Slow Travel has to be learnt. Each action or activity should unfold itself to its fullest during traveling. The Slow Traveler is directing his senses consciously – also to activities, which happen casually in daily life, like meals. These do not only get richer, but are more memorable. Sara Clemence, author of the book “Away & Aware: A Field Guide to Mindful Travel“ (2018), has various tips on how mindful meals contribute to the Slow Travel experience. By applying them, the meals are being appreciated and the focus lies on the act of eating. Her suggestions for conscious eating:
- Eat with the wrong hand. It takes more concentration and you notice each bite better. To do this exercise at every meal is a bit much, but it can be a method to activate mindful eating from time to time.
- Put the fork down after some bites. This slows down the meal and you got time to observe your surroundings. Look around you – What is there? How is the interior design of the restaurant or café? Who is working and who is dining here?
- Guess the ingredients of the meal. You can focus playfully on your food by explore the consistency, flavors and taste. Is this cinnamon? Do you taste lemon? Could that be almonds? The guessing game can become an active conversation with your travel partner or the kitchen of the place.
Mission garlic bread
Another playful way to dine consciously is a food mission. For this you have to choose a favorite meal or regional specialty and make it your task to find the best or most exciting version in the holiday destination of it. The travel becomes a treasure hunt. The mission can take a day, but can also spread over the whole travel period.
You just focus on this one task and at the same time you will learn something about the local cuisine. How different to the cooks prepare the meal? Which ingredients vary? Is there a secret ingredient? Which meals or specialties are connected with it?

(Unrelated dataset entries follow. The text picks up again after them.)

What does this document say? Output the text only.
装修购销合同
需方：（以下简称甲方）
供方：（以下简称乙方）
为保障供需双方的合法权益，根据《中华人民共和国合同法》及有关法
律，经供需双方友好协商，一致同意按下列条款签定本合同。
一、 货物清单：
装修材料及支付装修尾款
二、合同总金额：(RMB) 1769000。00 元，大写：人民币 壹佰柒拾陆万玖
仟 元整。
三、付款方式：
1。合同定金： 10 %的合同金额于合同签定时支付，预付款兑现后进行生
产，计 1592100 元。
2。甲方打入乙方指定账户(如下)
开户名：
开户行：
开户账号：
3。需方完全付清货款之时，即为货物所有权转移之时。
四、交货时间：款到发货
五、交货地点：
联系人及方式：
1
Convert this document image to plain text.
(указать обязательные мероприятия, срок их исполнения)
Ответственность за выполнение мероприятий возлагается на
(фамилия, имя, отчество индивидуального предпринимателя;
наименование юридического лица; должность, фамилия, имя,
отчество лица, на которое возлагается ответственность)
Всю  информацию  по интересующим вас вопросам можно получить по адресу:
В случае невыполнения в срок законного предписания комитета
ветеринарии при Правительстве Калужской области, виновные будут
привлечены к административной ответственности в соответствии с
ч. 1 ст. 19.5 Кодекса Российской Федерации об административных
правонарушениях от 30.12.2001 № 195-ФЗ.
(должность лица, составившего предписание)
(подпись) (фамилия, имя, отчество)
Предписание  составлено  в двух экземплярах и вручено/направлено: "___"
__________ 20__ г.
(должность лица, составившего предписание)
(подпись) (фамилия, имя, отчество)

It can be the best pizza or sushi – but it also works in a small scale, the tastiest ice cream or the best cappuccino. I myself remember traveling Thailand with my friend and ordering garlic bread in every restaurant. The best about it was of course that this was no local specialty, neither the garlic nor the bread. That’s why the results were even more fun. Additionally, the garlic kept the mosquitoes away. In a country with dengue fever and malaria not the worst side effect.
 See Clemence, Sara (2018): Away & Aware: A Field Guide to Mindful Travel, Philadelphia, p. 82 – 83.